First, I'd say that developmental biology is just the best field because it's got so many open questions and because it touches so many other fields. Some of the best cell biology questions and some of the best neuroscience questions and some of the enhancer-related questions, you name it, can all be looked at in a developmental biology context. It's the world's best playground. But, in that playground, I think you need to find your question. There are a lot of open questions but you just need to find the question that excites you and isn't the same question that the other ten labs in the field are looking at.
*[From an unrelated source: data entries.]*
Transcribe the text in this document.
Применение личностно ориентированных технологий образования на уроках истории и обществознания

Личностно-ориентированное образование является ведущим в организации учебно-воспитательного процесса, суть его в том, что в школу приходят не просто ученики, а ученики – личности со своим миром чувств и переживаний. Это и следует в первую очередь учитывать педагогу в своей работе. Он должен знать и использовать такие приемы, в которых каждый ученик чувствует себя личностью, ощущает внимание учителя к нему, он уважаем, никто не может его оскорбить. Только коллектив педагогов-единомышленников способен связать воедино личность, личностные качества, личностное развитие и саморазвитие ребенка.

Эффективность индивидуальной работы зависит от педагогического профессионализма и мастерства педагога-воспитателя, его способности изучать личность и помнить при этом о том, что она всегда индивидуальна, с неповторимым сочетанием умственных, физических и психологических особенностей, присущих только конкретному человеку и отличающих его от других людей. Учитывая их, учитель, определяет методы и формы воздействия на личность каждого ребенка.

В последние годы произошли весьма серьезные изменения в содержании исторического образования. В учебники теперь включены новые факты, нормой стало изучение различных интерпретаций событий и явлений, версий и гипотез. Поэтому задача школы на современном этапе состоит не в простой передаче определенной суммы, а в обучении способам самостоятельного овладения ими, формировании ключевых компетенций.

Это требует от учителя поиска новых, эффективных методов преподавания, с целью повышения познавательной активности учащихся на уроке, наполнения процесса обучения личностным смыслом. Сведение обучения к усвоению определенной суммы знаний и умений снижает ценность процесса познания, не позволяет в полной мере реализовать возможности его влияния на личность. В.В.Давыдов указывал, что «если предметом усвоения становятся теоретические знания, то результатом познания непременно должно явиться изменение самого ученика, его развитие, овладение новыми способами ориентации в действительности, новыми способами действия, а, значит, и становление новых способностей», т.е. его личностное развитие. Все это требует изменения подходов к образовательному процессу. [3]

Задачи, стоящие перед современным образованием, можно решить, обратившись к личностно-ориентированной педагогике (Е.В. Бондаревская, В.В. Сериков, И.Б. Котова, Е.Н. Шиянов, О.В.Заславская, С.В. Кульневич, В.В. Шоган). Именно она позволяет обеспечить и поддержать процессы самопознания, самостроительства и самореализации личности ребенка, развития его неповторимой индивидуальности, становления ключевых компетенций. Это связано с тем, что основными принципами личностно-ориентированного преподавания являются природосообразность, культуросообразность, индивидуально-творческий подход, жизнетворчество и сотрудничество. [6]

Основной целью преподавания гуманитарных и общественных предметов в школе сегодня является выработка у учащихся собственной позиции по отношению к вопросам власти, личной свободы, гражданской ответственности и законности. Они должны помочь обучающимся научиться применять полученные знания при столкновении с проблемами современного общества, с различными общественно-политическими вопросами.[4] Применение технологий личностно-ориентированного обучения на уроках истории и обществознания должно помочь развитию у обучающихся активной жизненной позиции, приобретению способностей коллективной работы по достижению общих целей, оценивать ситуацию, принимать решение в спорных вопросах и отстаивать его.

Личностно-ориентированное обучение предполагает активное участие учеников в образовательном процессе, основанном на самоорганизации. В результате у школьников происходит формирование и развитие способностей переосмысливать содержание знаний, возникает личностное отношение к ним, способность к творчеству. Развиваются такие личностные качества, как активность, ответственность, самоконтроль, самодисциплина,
The more separated it is from the rest the better, because you won't be racing to see who can get their results submitted first. Make sure you give yourself some breathing room so you can allow the whole project to grow. I know many scientists have gotten ahead by trying to find the obvious next experiment and doing it quickly. But, I think it's much more fun to find the unique question that nobody else thinks is interesting and go after it. That's often when doors open up and new fields are created.

Finally, is there anything that Development readers would be surprised to find out about you?

Some people might not be surprised to find this out but I guess I'm a compulsive ‘do-it-yourselfer’. Whether it's building microscopes for lab or building loudspeakers and amplifiers for my home office, I like to do it myself. Even when it comes to coffee: it's not like you can't buy really nice coffee, but I just love roasting my own. The same is true for cooking. Being a compulsive ‘do-it-yourselfer’ might not be a surprising trait…but the degree to which I carry it out might be a surprise – perhaps even carrying it to the point that it is a mental pathology of some sort.